In celebrating the Passover (Luke 2:41-42)
14 ‘Now this day will be a memorial to you, and you shall celebrate it as a feast to the Lord; throughout your generations you are to celebrate it as a permanent ordinance. Exodus 12:14
Luke 2:41 tells us that Mary and Joseph went to Jerusalem every year. They never missed a beat. They were faithful, and perfectly obeyed the law.
Why does all this matter? Why is it important that we have an appropriate and biblical understanding of Jesus’ relationship to the law? Because without Jesus’ perfect obedience, He could never stand in our place as the propitiation for our sin. Without Jesus’ perfect obedience, His death could not atone for our law breaking. If Jesus had, like us, failed to “be perfect as [our] Heavenly Father was perfect,” He would, like us, have been under the penalty and punishment of God’s wrath.
But, as Luke and the other Gospel writer’s uniformly affirm, Jesus did perfectly fulfill the law. The death He suffered on the cross was not the result of His law breaking, but ours. His perfect obedience secures the righteousness we could never attain on our own.

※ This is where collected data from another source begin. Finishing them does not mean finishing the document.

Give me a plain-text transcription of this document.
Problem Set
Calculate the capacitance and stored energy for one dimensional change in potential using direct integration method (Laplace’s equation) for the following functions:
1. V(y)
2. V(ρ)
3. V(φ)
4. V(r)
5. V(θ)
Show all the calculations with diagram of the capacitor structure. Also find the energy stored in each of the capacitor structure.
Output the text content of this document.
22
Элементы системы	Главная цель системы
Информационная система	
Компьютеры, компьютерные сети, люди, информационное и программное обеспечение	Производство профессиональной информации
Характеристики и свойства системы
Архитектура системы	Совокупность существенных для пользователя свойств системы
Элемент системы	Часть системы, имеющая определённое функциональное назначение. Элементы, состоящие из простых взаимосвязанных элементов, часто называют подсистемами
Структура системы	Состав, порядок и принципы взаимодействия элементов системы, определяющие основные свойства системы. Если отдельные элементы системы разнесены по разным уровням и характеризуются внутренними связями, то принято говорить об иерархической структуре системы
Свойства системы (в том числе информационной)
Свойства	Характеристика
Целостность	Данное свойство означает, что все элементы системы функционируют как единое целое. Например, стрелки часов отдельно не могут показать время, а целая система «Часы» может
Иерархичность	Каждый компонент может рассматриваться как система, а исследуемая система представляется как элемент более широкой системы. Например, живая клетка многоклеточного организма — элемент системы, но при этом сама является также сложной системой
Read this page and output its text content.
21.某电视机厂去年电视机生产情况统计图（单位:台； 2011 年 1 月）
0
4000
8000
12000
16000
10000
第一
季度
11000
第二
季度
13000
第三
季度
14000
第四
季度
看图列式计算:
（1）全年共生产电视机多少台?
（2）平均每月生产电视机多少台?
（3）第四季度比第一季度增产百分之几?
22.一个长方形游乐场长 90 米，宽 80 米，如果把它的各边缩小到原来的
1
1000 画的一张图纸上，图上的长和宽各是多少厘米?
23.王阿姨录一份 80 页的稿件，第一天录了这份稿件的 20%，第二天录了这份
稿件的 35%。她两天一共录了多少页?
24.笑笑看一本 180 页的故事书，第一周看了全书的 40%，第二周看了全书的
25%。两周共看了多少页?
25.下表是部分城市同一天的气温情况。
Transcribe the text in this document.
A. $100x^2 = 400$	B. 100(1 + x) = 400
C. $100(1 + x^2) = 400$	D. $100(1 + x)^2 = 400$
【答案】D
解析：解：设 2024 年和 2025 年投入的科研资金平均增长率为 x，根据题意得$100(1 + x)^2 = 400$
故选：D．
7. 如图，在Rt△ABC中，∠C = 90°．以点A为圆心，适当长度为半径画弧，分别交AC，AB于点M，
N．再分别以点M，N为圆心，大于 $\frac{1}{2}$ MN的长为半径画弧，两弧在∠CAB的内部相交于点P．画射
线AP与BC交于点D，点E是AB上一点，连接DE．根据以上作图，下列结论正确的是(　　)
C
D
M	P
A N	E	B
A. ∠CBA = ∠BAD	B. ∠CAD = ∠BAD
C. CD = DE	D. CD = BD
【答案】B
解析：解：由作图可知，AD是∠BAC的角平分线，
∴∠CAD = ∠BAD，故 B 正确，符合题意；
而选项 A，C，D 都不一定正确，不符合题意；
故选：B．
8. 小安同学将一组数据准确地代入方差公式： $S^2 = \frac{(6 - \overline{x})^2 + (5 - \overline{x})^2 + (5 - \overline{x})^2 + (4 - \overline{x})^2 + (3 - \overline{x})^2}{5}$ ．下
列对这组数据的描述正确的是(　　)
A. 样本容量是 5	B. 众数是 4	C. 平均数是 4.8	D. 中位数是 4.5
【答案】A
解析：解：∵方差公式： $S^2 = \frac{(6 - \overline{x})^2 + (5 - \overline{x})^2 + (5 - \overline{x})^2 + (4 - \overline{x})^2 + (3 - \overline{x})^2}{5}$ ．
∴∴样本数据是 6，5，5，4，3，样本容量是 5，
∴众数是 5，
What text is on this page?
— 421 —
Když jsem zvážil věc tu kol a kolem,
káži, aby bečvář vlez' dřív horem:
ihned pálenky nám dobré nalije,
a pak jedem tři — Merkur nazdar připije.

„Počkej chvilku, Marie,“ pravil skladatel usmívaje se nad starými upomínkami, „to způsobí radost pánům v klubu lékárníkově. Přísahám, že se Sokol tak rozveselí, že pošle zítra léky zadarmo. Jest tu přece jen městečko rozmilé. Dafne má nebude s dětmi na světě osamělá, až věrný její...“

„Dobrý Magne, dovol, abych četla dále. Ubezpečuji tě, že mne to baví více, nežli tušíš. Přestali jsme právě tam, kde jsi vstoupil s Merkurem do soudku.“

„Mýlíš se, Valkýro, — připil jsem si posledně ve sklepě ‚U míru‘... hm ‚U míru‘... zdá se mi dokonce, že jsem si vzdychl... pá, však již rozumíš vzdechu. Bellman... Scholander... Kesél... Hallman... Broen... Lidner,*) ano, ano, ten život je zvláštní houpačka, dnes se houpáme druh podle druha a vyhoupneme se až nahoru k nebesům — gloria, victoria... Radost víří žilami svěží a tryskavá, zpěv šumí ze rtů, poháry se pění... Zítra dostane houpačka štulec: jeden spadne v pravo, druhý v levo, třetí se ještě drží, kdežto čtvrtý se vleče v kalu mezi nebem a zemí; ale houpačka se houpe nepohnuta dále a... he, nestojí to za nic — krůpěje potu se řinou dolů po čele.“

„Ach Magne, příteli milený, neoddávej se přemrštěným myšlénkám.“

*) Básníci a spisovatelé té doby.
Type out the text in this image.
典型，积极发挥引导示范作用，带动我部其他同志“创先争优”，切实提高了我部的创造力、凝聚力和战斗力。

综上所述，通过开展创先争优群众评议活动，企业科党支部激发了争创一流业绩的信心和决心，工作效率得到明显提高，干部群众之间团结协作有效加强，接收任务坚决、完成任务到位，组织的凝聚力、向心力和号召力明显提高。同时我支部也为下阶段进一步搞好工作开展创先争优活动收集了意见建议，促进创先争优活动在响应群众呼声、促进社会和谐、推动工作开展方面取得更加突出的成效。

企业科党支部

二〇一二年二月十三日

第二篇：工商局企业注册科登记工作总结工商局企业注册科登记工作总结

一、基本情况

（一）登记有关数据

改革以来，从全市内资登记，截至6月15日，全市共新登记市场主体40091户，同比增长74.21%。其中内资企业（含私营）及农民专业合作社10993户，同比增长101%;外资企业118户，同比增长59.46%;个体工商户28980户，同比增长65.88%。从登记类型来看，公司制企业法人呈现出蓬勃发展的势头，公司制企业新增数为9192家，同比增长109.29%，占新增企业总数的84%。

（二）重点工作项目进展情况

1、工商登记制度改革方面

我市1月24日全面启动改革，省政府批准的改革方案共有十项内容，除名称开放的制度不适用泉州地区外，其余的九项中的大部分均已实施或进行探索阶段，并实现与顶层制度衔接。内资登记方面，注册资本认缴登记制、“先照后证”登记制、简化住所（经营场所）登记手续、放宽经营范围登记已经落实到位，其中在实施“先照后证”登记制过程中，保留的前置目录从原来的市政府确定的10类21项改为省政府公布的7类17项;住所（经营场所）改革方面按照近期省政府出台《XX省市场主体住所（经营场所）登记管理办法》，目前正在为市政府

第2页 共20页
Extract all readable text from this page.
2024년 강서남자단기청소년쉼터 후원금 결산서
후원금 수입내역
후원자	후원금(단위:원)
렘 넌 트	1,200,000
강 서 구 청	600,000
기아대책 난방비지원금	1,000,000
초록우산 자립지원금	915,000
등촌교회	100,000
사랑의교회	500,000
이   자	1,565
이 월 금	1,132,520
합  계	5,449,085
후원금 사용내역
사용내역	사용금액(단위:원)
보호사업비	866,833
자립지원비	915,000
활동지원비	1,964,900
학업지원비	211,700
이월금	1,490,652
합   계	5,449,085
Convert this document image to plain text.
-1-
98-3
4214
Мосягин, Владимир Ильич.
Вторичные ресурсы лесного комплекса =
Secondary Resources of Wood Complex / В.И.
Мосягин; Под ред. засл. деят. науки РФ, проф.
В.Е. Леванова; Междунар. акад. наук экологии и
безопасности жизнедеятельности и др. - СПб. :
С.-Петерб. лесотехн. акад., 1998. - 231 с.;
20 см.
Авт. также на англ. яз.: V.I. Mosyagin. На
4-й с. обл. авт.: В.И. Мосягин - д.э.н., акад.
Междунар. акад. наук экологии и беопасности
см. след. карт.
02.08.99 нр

In His baptism, Jesus fulfills all righteousness, as the perfect law keeper humbles himself and identified Himself with a ritual for sinners despite His perfection (Luke 3:21).
In His temptation, Jesus endures all enticement to sin, but never falls to its temptation (Luke 4:1-13).
And while Christ loved to disobey the Pharisees legalistic traditions he fulfilled God’s law perfectly throughout His life and ministry. Had He not done that, then we would all still be in our sin, and God could not be considered just and allow humans to enter Heaven.
I get Furtick’s temptation. He wants to be hip, cool, and innovative. That’s the temptation of many young pastors today. And saying something like, “God broke the law,” certainly sounds hip, cool, and innovative.
But flashy sermons, which are unfounded in Scripture, are not simply inaccurate, they are dangerous, deceptive, and mislead precious young Christians unaware of the lie. It is a huge temptation for young pastors to say something that has never been said before. The beauty of preaching through the Bible verse by verse is not only that it will inform your theology so that you are protected from making theologically incorrect statements, but it also limits personal opinion and allows you to stand on the shoulders of great expositors of the past that have taught the truth faithfully.
I’m so thankful that Christ didn’t break the law, that God’s justice is still intact, and that He can justly look upon me as perfect, having had Christ’s perfect obedience to the law imputed on me.